Best way to setup swap partition?

Dunuin

Distinguished Member
Jun 30, 2020
14,795
4,650
258
Germany
Hi,

Right now I'm writing a tutorial on how to best setup an encrypted PVE node. But the question is now how to best set up the encrypted swap?

As far as I see there are 3 options and none of them is really great:

Option 1.)
Just a LUKS encrypted swap partition on a single disk. Not that great, because there is no redundancy. As soon as the disk containing the swap partition will fail, all swapped out data will be lost and the PVE node or at least some guests may crash.

Option 2.)
Swap partition on top of a LUKS container on top of a mdadm raid1. This is how I do it right now. Are there any new info on this?:
Using mdraid (mdadm)/lvm-mirror/dmraid adds yet another layer of complexity, which might lead to problems (see https://bugzilla.kernel.org/show_bug.cgi?id=99171#c5 for a case where this can lead to guest-disk corruption).
and adds complexity when it comes to replacing a broken disk.

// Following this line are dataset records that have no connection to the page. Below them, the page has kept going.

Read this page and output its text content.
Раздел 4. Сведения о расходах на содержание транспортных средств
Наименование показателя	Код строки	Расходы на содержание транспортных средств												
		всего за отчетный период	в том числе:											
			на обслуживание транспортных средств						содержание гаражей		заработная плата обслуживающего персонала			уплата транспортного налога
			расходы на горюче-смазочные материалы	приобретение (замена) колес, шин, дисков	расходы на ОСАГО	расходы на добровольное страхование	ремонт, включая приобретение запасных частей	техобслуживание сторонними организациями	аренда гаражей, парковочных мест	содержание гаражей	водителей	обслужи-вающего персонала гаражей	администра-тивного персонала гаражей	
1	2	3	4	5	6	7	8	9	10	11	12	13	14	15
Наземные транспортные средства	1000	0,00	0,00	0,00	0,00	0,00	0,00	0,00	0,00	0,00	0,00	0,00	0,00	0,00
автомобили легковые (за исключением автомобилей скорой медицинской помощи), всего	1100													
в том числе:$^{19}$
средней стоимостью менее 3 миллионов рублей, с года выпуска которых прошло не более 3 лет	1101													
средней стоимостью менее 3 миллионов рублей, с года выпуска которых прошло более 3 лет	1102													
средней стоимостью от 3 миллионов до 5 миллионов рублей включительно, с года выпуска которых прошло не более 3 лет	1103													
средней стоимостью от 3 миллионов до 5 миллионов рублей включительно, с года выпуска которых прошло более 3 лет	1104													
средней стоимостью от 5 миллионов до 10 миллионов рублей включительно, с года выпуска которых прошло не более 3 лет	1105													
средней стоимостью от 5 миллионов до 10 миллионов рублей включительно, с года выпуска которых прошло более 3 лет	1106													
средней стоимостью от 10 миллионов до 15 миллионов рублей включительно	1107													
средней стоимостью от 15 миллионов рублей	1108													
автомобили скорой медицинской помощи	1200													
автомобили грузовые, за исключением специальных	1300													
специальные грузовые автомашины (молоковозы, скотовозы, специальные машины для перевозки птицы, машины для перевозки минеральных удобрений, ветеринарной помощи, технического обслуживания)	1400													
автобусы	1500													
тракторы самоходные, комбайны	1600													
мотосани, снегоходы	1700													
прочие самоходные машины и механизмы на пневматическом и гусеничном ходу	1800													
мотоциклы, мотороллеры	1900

Currently I'm not aware that this particular problem would affect using a mdraid as swap, however I didn't read all codepaths regarding swapping in the kernel.
Edit: And here a new post, so looks like this is still not a great solution:
The first thing that comes to my mind when talking about md/dm raid is this: The default caching mode for VMs we use is none, that is, the VMs will access disks with the O_DIRECT flag. The MD/DM raid implementations, for this case, will simply forward a pointer to the memory region to each individual block device, and each of those will copy the data from memory separately. If a 2nd thread is currently writing to that data, the underlying disks will sooner or later write different data, immediately corrupting the raid.[1]

In [1] I also mentioned a real case where this can happen: An in-progress write to swap happening for memory that is simultaneously freed, therefore the swap entry is already discarded while the disk I/O still happening, causing the raid to be degraded.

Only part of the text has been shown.